Galway West TD Eamon Ó Cuív has warned that cuts to the CAP could be far higher than what is being forecast after 2020.
The next budget for the CAP which will run from 2021 – 2027 proposes a funding cut of 5 percent.
But Eamon Ó Cuív claims that this budget doesn’t factor for inflation, and the real cut could be as high as 20 percent.
To counter this, the Fianna Fáil TD said that the government needs to invest more in rural development projects like the Targeted Agricultural Modernisation Schemes and environmental programmes like GLAS and the Areas of Natural Constraints Scheme.
Further reform is needed in the basic payment and greening scheme he said, as their current levels are based on outdated information.
“At the moment farmers are getting grants, based on the stocking density they had and the grants received in 2001.”
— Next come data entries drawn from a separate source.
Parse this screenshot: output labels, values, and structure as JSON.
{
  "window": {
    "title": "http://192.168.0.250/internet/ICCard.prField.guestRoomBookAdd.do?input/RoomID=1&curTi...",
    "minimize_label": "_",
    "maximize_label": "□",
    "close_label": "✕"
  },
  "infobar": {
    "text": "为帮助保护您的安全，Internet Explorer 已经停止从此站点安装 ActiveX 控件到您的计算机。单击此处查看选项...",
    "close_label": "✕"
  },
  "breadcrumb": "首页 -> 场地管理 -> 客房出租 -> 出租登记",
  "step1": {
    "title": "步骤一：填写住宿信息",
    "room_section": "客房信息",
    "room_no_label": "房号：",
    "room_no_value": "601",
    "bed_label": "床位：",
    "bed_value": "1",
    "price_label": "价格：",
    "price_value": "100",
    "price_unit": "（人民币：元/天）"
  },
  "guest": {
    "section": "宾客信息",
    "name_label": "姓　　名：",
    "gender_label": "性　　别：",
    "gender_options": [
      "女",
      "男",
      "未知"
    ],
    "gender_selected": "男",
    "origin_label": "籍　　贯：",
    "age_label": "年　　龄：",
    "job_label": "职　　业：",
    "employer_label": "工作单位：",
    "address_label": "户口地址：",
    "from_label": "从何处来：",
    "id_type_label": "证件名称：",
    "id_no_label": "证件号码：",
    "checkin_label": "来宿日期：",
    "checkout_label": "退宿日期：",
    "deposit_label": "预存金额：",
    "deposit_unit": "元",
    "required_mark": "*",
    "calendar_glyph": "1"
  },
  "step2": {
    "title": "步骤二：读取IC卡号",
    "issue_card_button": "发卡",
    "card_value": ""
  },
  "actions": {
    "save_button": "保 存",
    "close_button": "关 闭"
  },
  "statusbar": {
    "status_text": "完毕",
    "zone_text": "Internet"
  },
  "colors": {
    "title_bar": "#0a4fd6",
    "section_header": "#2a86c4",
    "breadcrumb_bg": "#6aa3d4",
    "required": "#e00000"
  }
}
“It is totally unacceptable that a grant scheme that would be running to 2027 would be based on things that happened so long ago,” Mr Ó Cuív said.
He proposes that there should be a cap of €60,000 on both the basic payment and greening scheme and a levelling of payments per hectare.
he said this must recognise the”high environmental value of farming in some of the less productive farming areas that are of high ecological value and the need to keep farmers in these areas, particularly along the west coast of Ireland.”
The deputy concluded by saying that changes are needed and that the exchequer should continue to make up any shortfalls in funding “as farmers need this money to make farming profitable in Ireland.”